Ian would say it’s nothing. Nicole would say it means Jon is an idiot.

Ollie might believe the glass-slipper thing.

Brandon almost texts them, but what for?

He stands up, brushing his pants off, and then searches the room carefully, but Hanna was right, there’s nothing else.

He could go check the trash she took, maybe, but that would seem weird.

It would be weird. He knows what he’s supposed to do now: call the number on file for the reservation and let him know he left a bag behind, then put it in storage for two weeks, and then it’s fair game for the staff to take.

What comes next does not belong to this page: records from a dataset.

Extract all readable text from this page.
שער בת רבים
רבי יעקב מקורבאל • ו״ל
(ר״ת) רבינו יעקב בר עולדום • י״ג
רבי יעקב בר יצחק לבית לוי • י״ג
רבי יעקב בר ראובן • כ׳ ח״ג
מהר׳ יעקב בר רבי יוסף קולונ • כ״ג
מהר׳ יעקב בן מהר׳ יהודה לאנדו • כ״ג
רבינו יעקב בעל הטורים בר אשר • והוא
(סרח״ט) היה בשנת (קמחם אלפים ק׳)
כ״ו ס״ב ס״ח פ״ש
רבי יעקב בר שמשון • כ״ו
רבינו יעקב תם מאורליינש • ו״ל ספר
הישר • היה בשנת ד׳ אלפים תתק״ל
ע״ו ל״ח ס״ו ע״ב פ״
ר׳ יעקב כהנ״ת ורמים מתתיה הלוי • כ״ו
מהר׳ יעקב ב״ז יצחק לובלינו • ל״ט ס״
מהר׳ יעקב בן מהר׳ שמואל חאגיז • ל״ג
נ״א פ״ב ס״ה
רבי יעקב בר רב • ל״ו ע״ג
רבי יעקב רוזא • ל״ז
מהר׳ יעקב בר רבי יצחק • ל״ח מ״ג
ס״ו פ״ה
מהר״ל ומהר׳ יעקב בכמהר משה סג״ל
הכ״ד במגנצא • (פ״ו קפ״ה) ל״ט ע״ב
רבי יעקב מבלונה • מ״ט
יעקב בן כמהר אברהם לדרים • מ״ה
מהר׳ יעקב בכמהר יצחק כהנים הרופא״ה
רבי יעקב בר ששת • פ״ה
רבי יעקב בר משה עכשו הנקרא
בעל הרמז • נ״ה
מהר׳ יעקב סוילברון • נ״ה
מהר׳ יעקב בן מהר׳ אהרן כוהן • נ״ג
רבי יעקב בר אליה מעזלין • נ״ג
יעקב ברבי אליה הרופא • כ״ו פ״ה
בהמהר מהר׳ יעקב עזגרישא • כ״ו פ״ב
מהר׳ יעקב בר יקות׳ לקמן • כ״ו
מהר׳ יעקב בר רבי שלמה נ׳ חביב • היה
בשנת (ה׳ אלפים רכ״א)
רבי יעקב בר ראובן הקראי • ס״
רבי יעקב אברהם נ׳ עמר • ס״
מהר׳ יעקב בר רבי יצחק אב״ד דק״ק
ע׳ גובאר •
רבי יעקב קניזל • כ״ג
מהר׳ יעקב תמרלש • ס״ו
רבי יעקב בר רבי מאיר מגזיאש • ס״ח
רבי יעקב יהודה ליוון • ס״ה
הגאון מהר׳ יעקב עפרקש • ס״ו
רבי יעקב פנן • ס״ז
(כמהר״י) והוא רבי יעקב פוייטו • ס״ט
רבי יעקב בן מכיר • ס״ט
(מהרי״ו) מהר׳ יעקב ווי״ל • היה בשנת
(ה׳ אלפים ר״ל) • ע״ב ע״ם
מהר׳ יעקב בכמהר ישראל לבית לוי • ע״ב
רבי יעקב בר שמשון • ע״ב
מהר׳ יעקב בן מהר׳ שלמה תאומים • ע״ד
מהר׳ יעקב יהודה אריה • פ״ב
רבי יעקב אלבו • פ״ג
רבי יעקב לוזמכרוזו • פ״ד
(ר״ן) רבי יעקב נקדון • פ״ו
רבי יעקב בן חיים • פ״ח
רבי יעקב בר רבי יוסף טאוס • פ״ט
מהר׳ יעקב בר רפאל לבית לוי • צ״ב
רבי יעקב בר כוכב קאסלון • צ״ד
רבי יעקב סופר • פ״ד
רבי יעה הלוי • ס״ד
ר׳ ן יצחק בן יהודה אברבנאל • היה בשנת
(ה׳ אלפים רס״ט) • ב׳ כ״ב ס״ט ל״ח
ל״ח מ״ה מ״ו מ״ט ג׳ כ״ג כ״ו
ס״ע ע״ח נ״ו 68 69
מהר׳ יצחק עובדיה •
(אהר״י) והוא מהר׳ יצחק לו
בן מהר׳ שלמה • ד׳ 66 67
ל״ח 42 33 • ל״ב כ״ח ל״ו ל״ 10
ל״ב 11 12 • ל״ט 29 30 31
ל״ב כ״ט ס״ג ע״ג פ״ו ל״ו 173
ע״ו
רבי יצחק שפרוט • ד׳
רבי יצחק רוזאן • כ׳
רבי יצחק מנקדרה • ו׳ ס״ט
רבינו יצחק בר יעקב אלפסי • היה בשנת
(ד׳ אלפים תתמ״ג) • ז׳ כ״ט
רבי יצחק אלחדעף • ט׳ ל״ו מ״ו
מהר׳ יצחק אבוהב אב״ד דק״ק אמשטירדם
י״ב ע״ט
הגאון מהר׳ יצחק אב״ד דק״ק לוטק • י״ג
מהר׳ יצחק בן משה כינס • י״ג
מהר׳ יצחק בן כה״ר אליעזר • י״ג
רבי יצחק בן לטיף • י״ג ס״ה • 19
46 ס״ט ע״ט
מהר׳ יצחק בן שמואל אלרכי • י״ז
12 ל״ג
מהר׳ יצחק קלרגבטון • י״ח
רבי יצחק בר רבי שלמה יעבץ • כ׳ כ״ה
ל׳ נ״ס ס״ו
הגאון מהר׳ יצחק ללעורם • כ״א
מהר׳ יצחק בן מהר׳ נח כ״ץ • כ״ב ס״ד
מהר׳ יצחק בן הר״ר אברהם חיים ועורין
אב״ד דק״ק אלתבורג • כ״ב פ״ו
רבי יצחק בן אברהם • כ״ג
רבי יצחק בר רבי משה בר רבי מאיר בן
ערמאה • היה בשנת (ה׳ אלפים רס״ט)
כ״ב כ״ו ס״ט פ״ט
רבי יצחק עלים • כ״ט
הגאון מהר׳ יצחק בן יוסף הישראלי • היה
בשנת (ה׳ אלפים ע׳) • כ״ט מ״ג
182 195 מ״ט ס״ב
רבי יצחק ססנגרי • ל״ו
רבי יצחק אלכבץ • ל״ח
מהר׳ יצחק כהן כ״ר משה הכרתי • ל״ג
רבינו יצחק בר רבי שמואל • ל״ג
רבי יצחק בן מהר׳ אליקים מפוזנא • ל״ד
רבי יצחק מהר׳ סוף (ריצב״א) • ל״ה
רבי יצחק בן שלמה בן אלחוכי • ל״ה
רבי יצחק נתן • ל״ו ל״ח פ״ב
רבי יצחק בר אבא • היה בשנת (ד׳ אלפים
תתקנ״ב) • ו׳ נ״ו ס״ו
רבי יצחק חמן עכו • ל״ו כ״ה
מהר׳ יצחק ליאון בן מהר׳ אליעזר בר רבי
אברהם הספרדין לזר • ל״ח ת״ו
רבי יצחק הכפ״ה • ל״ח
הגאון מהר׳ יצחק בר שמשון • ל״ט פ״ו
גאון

Still, two weeks seems like a while. And Brandon has a connection with this guy. He could even be his Heimweh, maybe. One day. You can’t wait for Heimweh—you have to go out and find it. He slips the phone into his pocket.

Back at the desk, he puts the bag down and looks up the number on file for the reservation.

He picks up the phone and calls it, realizing only a moment too late that it could make his pocket vibrate, which would be hard to explain to Amber.

But it doesn’t. It rings a few times before being picked up.

“Yes?” It’s a woman’s voice. Angry.

“Hello, this is Brandon from the Bergamot Hotel, calling for Mr. Engle.”

There’s a pause. For a moment, Brandon thinks she’s hung up.

“He’s not available—tell me.” Her words are clipped, but the anger seems pressed out now.

Brandon tries to remember what the rules are—this is the number on file, and that’s what’s most important.

Most employees wouldn’t know Jon’s voice, after all.

Wouldn’t know he checked in alone. They’d just tell this woman.

“Mr. Engle left behind a bag when he checked out, which we found cleaning his room. We’d be happy to ship it to him, or we can hold it for—”

“I’ll send someone,” she says.

“Wonderful, we’ll hold it for two weeks—”

“He’ll be there soon.” She hangs up. There’s a click like a trigger being pulled and no bullet firing.

Brandon stares at the phone a moment.

“They coming to get it?” Amber asks.

“Someone is,” Brandon says, hanging up. “Said he’ll be here soon.”

“Anything good in it?” she asks. Brandon raises his eyebrows. “What? You didn’t look?”

“Just a tee and underwear,” Brandon says, almost forgetting he’s lying until he’s done saying it. “She sounded irritated.”

“Maybe this was his affair hotel,” Amber says. “And she caught him or something.”

“Maybe,” Brandon says, feeling a sudden trickle of sweat between his shoulder blades. Is that what it was? He was just some quickie affair for a married bisexual—or closeted or something—guy?

“I think affairs are sexy,” Amber says. “I’m always trying to figure out which of our guests might be having one.”

“Ah…oh,” Brandon says, not sure how to respond. He’s certainly played that game before, but he doesn’t feel very sexy right now, having been a piece in it.

About half an hour later, the doors open, and a large man in a leather jacket walks up to the desk.

He radiates danger. Intentionally, Brandon thinks.

And then he spots the tattoo on his neck, thumbnail-sized: the emoji with hearts for eyes.

Somehow that seems to take the bite out of him—until he seems to catch Brandon looking and shoots a smirk at him that almost makes Brandon take a step back. And wet himself.

“Hello,” Amber says, apparently unfazed by the man’s energy. “Welcome to the Bergamot Hotel. How can I—”

“Bag,” the man says, holding out his hand.

“Oh. Mr. Engle?”

The man nods. Brandon swallows. This is definitely not Mr. Engle. Amber reaches for the bag. Brandon thinks about stopping her, asking who he is. He says nothing. Amber hands him the bag, and he snatches it from her, quickly looking through it. He frowns.

The phone. It’s in his pocket, Brandon realizes. He should—no. This isn’t Jon. Something feels wrong. This is not what Jon would want. He knows it. Jon would want Brandon to find him. So he says nothing, and the man with the heart-eyes tattoo leaves, taking the bag with him.

“Well, not an affair, I guess,” Amber says when he’s gone. “Or one gone really wrong.”

“Yeah,” Brandon says. “Really wrong.”